“We are keeping both teams in formula one,” he announced in Germany’s Sport Bild.
The energy drink company’s road to 2016 has been long and complex, with Red Bull expected to use Infiniti-branded Renault power while Toro Rosso switches to 2015-spec Ferrari engines.
But then in 2017, it will be all change.
To coincide with the introduction of radically faster chassis regulations, F1’s governing FIA and Bernie Ecclestone are pushing ahead with plans to sign up an exclusive supplier of alternative twin-turbo V6 engines to arrive in 2017.
The tender process was launched on Friday, with interested parties like Ilmor or Cosworth invited to apply by 23 November.
The first customer in line is Red Bull.
“2016 will be a year of transition for us,” said Marko. “In 2017 we expect the alternative engine.

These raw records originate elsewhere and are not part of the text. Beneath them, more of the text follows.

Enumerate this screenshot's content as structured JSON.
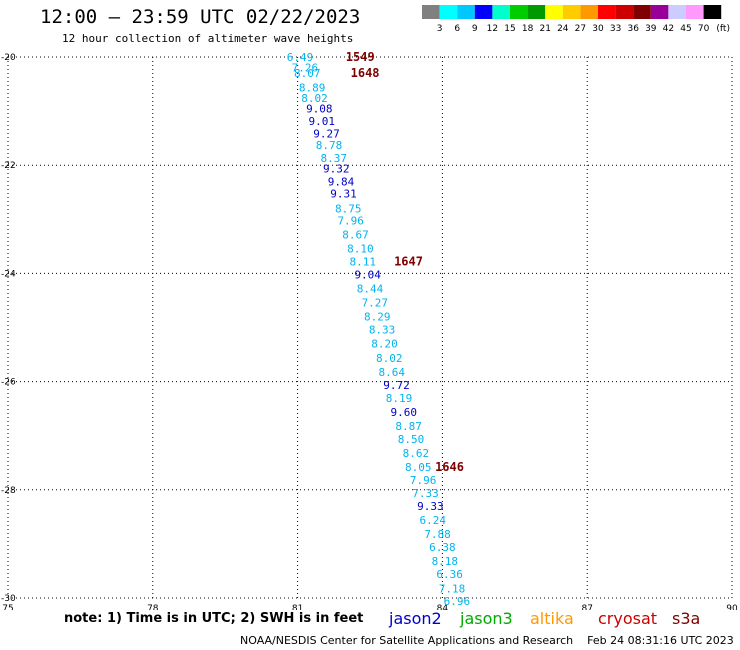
{
  "header": {
    "title": "12:00 – 23:59 UTC 02/22/2023",
    "subtitle": "12 hour collection of altimeter wave heights"
  },
  "scale": {
    "colors": [
      "#808080",
      "#00ffff",
      "#00c8ff",
      "#0000ff",
      "#00ffcc",
      "#00cc00",
      "#009900",
      "#ffff00",
      "#ffcc00",
      "#ff9900",
      "#ff0000",
      "#cc0000",
      "#800000",
      "#990099",
      "#ccccff",
      "#ff99ff",
      "#000000"
    ],
    "labels": [
      "3",
      "6",
      "9",
      "12",
      "15",
      "18",
      "21",
      "24",
      "27",
      "30",
      "33",
      "36",
      "39",
      "42",
      "45",
      "70"
    ],
    "unit": "(ft)"
  },
  "chart_data": {
    "type": "scatter",
    "xlim": [
      75,
      90
    ],
    "ylim": [
      -30,
      -20
    ],
    "xticks": [
      "75",
      "78",
      "81",
      "84",
      "87",
      "90"
    ],
    "yticks": [
      "-20",
      "-22",
      "-24",
      "-26",
      "-28",
      "-30"
    ],
    "grid": true,
    "points": [
      {
        "x": 81.05,
        "y": -20.0,
        "label": "6.49",
        "color": "#00b4f0"
      },
      {
        "x": 81.15,
        "y": -20.19,
        "label": "7.26",
        "color": "#00b4f0"
      },
      {
        "x": 81.2,
        "y": -20.3,
        "label": "8.07",
        "color": "#00b4f0"
      },
      {
        "x": 81.3,
        "y": -20.56,
        "label": "8.89",
        "color": "#00b4f0"
      },
      {
        "x": 81.35,
        "y": -20.76,
        "label": "8.02",
        "color": "#00b4f0"
      },
      {
        "x": 81.45,
        "y": -20.95,
        "label": "9.08",
        "color": "#0000c8"
      },
      {
        "x": 81.5,
        "y": -21.18,
        "label": "9.01",
        "color": "#0000c8"
      },
      {
        "x": 81.6,
        "y": -21.41,
        "label": "9.27",
        "color": "#0000c8"
      },
      {
        "x": 81.65,
        "y": -21.63,
        "label": "8.78",
        "color": "#00b4f0"
      },
      {
        "x": 81.75,
        "y": -21.87,
        "label": "8.37",
        "color": "#00b4f0"
      },
      {
        "x": 81.8,
        "y": -22.06,
        "label": "9.32",
        "color": "#0000c8"
      },
      {
        "x": 81.9,
        "y": -22.3,
        "label": "9.84",
        "color": "#0000c8"
      },
      {
        "x": 81.95,
        "y": -22.52,
        "label": "9.31",
        "color": "#0000c8"
      },
      {
        "x": 82.05,
        "y": -22.8,
        "label": "8.75",
        "color": "#00b4f0"
      },
      {
        "x": 82.1,
        "y": -23.02,
        "label": "7.96",
        "color": "#00b4f0"
      },
      {
        "x": 82.2,
        "y": -23.28,
        "label": "8.67",
        "color": "#00b4f0"
      },
      {
        "x": 82.3,
        "y": -23.54,
        "label": "8.10",
        "color": "#00b4f0"
      },
      {
        "x": 82.35,
        "y": -23.78,
        "label": "8.11",
        "color": "#00b4f0"
      },
      {
        "x": 82.45,
        "y": -24.02,
        "label": "9.04",
        "color": "#0000c8"
      },
      {
        "x": 82.5,
        "y": -24.28,
        "label": "8.44",
        "color": "#00b4f0"
      },
      {
        "x": 82.6,
        "y": -24.54,
        "label": "7.27",
        "color": "#00b4f0"
      },
      {
        "x": 82.65,
        "y": -24.8,
        "label": "8.29",
        "color": "#00b4f0"
      },
      {
        "x": 82.75,
        "y": -25.04,
        "label": "8.33",
        "color": "#00b4f0"
      },
      {
        "x": 82.8,
        "y": -25.3,
        "label": "8.20",
        "color": "#00b4f0"
      },
      {
        "x": 82.9,
        "y": -25.56,
        "label": "8.02",
        "color": "#00b4f0"
      },
      {
        "x": 82.95,
        "y": -25.82,
        "label": "8.64",
        "color": "#00b4f0"
      },
      {
        "x": 83.05,
        "y": -26.06,
        "label": "9.72",
        "color": "#0000c8"
      },
      {
        "x": 83.1,
        "y": -26.3,
        "label": "8.19",
        "color": "#00b4f0"
      },
      {
        "x": 83.2,
        "y": -26.56,
        "label": "9.60",
        "color": "#0000c8"
      },
      {
        "x": 83.3,
        "y": -26.82,
        "label": "8.87",
        "color": "#00b4f0"
      },
      {
        "x": 83.35,
        "y": -27.06,
        "label": "8.50",
        "color": "#00b4f0"
      },
      {
        "x": 83.45,
        "y": -27.32,
        "label": "8.62",
        "color": "#00b4f0"
      },
      {
        "x": 83.5,
        "y": -27.58,
        "label": "8.05",
        "color": "#00b4f0"
      },
      {
        "x": 83.6,
        "y": -27.82,
        "label": "7.96",
        "color": "#00b4f0"
      },
      {
        "x": 83.65,
        "y": -28.06,
        "label": "7.33",
        "color": "#00b4f0"
      },
      {
        "x": 83.75,
        "y": -28.3,
        "label": "9.33",
        "color": "#0000c8"
      },
      {
        "x": 83.8,
        "y": -28.56,
        "label": "6.24",
        "color": "#00b4f0"
      },
      {
        "x": 83.9,
        "y": -28.82,
        "label": "7.88",
        "color": "#00b4f0"
      },
      {
        "x": 84.0,
        "y": -29.06,
        "label": "6.38",
        "color": "#00b4f0"
      },
      {
        "x": 84.05,
        "y": -29.32,
        "label": "8.18",
        "color": "#00b4f0"
      },
      {
        "x": 84.15,
        "y": -29.56,
        "label": "6.36",
        "color": "#00b4f0"
      },
      {
        "x": 84.2,
        "y": -29.82,
        "label": "7.18",
        "color": "#00b4f0"
      },
      {
        "x": 84.3,
        "y": -30.06,
        "label": "6.96",
        "color": "#00b4f0"
      }
    ],
    "times": [
      {
        "x": 81.75,
        "y": -20.0,
        "label": "1549"
      },
      {
        "x": 81.85,
        "y": -20.3,
        "label": "1648"
      },
      {
        "x": 82.75,
        "y": -23.78,
        "label": "1647"
      },
      {
        "x": 83.6,
        "y": -27.58,
        "label": "1646"
      }
    ]
  },
  "footer": {
    "note": "note: 1) Time is in UTC; 2) SWH is in feet",
    "satellites": [
      {
        "name": "jason2",
        "color": "#0000cc"
      },
      {
        "name": "jason3",
        "color": "#00aa00"
      },
      {
        "name": "altika",
        "color": "#ff9900"
      },
      {
        "name": "cryosat",
        "color": "#cc0000"
      },
      {
        "name": "s3a",
        "color": "#800000"
      }
    ],
    "credit": "NOAA/NESDIS Center for Satellite Applications and Research    Feb 24 08:31:16 UTC 2023"
  },
  "colors": {
    "time_label": "#800000",
    "grid": "#000000"
  }
}
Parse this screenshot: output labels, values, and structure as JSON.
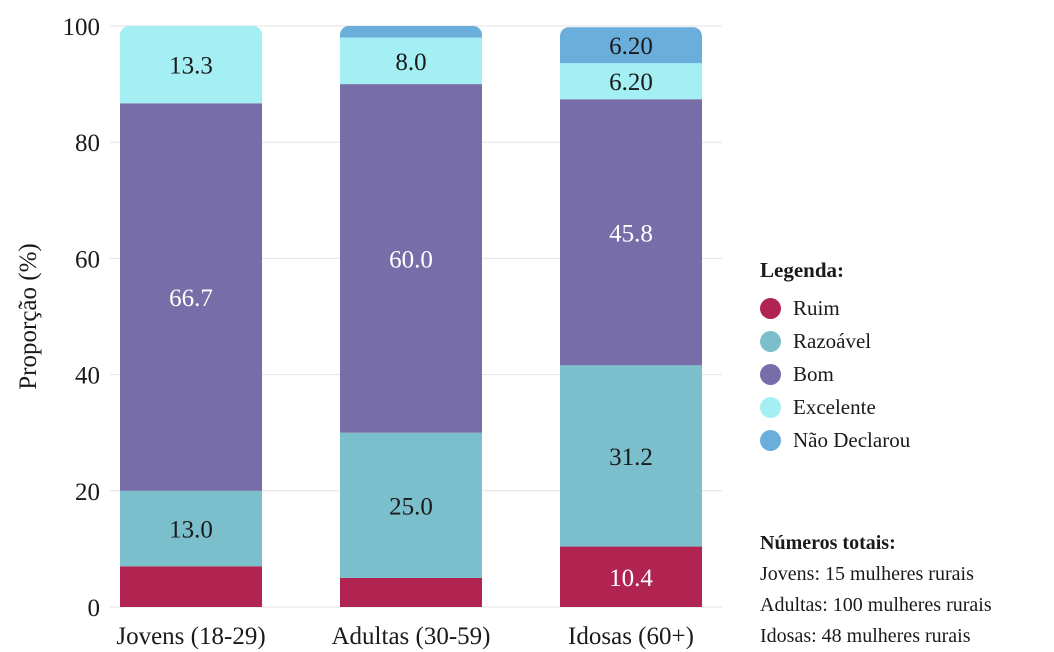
{
  "chart_data": {
    "type": "bar",
    "stacked": true,
    "categories": [
      "Jovens (18-29)",
      "Adultas (30-59)",
      "Idosas (60+)"
    ],
    "ylabel": "Proporção (%)",
    "ylim": [
      0,
      100
    ],
    "yticks": [
      0,
      20,
      40,
      60,
      80,
      100
    ],
    "grid": true,
    "series": [
      {
        "name": "Ruim",
        "color": "#b12350",
        "values": [
          7.0,
          5.0,
          10.4
        ],
        "labels": [
          "",
          "",
          "10.4"
        ]
      },
      {
        "name": "Razoável",
        "color": "#7cbfcc",
        "values": [
          13.0,
          25.0,
          31.2
        ],
        "labels": [
          "13.0",
          "25.0",
          "31.2"
        ]
      },
      {
        "name": "Bom",
        "color": "#776ea9",
        "values": [
          66.7,
          60.0,
          45.8
        ],
        "labels": [
          "66.7",
          "60.0",
          "45.8"
        ]
      },
      {
        "name": "Excelente",
        "color": "#a3eff3",
        "values": [
          13.3,
          8.0,
          6.2
        ],
        "labels": [
          "13.3",
          "8.0",
          "6.20"
        ]
      },
      {
        "name": "Não Declarou",
        "color": "#6aaedb",
        "values": [
          0.0,
          2.0,
          6.2
        ],
        "labels": [
          "",
          "",
          "6.20"
        ]
      }
    ]
  },
  "legend": {
    "title": "Legenda:",
    "items": [
      {
        "label": "Ruim",
        "color": "#b12350"
      },
      {
        "label": "Razoável",
        "color": "#7cbfcc"
      },
      {
        "label": "Bom",
        "color": "#776ea9"
      },
      {
        "label": "Excelente",
        "color": "#a3eff3"
      },
      {
        "label": "Não Declarou",
        "color": "#6aaedb"
      }
    ]
  },
  "totals": {
    "title": "Números totais:",
    "lines": [
      "Jovens: 15 mulheres rurais",
      "Adultas: 100 mulheres rurais",
      "Idosas: 48 mulheres rurais"
    ]
  }
}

Both Jean Todt and Bernie Ecclestone have assured us.
“It will be cheaper and make us independent from the car manufacturers.”
Red Bull is therefore putting itself strongly on the side of the FIA and Ecclestone, with the ‘client engine’ plans opposed staunchly by the likes of Ferrari and Mercedes.
“It (the alternative engine) was the condition for us to stay in formula one,” Marko admitted to Auto Motor und Sport.
The next strategy group meeting is scheduled for November 24, one day after the deadline for expressions of interest in the role of independent ‘alternative engine’ supplier.
It is expected to be explosive, with the existing manufacturers preparing arguments against the proposal on the grounds of their contracts with the FIA and Ecclestone.
“Some people think they are super-smart,” said Ecclestone, “but we are not stupid.”
Auto Motor und Sport said Ferrari is devising a peace offering in the form of allowing customers to base a more affordable engine on its existing ‘power unit’, to be sold under the Alfa Romeo brand.